Upon any conversion of the Debentures, the Company may elect to pay all accrued and unpaid interest in Common Shares of the Company at the Interest Conversion Price.
The Company may pay eligible finders a fee consisting of (i) a cash payment equal to 7.0% of the gross proceeds raised from the Offering and (ii) non-transferable finders’ warrants entitling the holder to purchase that number of Common Shares as is equal to 7.0% of the gross proceeds of the Offering divided by a conversion price of $0.30 (the “Finder Warrants”). Each Finder Warrant is exercisable for one Common Share at a price of $0.30 per Common Share until 36 months after the closing date of the Offering (“Closing”).
The Convertible Debentures and Finder Warrants, and the Common Shares issuable upon conversion of the Convertible Debentures, Unit Warrants and Finder Warrants will be subject to a statutory hold period expiring on the date that is four months and one day after Closing.
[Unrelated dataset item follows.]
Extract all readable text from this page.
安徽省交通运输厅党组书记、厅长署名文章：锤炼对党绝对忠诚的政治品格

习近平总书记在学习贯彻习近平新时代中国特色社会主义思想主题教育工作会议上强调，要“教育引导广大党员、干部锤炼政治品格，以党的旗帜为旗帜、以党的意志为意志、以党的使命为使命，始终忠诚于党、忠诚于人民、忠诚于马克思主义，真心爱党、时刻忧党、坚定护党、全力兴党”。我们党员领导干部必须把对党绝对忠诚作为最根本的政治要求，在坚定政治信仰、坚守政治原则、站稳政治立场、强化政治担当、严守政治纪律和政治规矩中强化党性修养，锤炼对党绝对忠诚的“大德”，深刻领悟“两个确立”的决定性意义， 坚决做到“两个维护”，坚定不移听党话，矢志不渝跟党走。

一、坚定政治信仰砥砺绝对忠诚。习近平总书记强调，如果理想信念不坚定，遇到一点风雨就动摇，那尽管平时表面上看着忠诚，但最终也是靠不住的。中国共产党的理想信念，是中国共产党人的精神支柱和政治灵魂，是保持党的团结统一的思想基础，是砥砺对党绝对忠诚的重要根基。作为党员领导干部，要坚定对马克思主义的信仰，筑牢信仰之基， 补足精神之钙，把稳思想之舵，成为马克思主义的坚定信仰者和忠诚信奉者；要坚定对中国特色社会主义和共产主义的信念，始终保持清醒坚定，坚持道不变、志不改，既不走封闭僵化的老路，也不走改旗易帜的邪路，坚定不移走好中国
Insiders and related parties of the Company may acquire Convertible Debentures under the Offering. Such participation may be considered to be “related party transactions” within the meaning of Multilateral Instrument 61-101 Protection of Minority Security Holders in Special Transactions (“MI 61-101”). The Company intends to rely on the exemptions from the formal valuation and minority shareholder approval requirements of MI 61-101 in respect of related party participation in the Offering as neither the fair market value (as determined under MI 61-101) of the subject matter of, nor the fair market value of the consideration for the Offering, insofar as it involves interested parties, is expected to exceed 25% of the Company’s market capitalization. In the event of participation of any director of the Company, such director shall disclose such participation and shall abstain from voting on the approval by the board of directors of the Company. The Company will not file a material change report 21 days prior to Closing because details will not be settled until shortly prior to Closing and the Company intends to complete the Offering as soon as commercially possible.
The Offering is subject to customary closing conditions including, but not limited to, the receipt of TSXV acceptance.
The securities of the Company have not been, and will not be, registered under the U.S. Securities Act of 1933, as amended (the “U.S. Securities Act”) or any U.S. state securities laws and may not be offered or sold in the United States absent registration or an available exemption from the registration requirement of the U.S. Securities Act and applicable U.S. state securities laws. This press release shall not constitute an offer to sell or the solicitation of an offer to buy, nor shall there be any sale of these securities, in any jurisdiction in which such offer, solicitation or sale would be unlawful.
About HIRE Technologies Inc.
HIRE Technologies is building a network of staffing, IT and HR consulting firms. We help our partners navigate the changing world through growth solutions, focusing on digital transformation. Our partnership model emphasizes the identity and independence of our brands and provides the resources, support and expertise to take their businesses further. We offer valuable advice and insights to our clients while delivering innovative solutions, enhancing their HR teams, and connecting them with the best people for their business.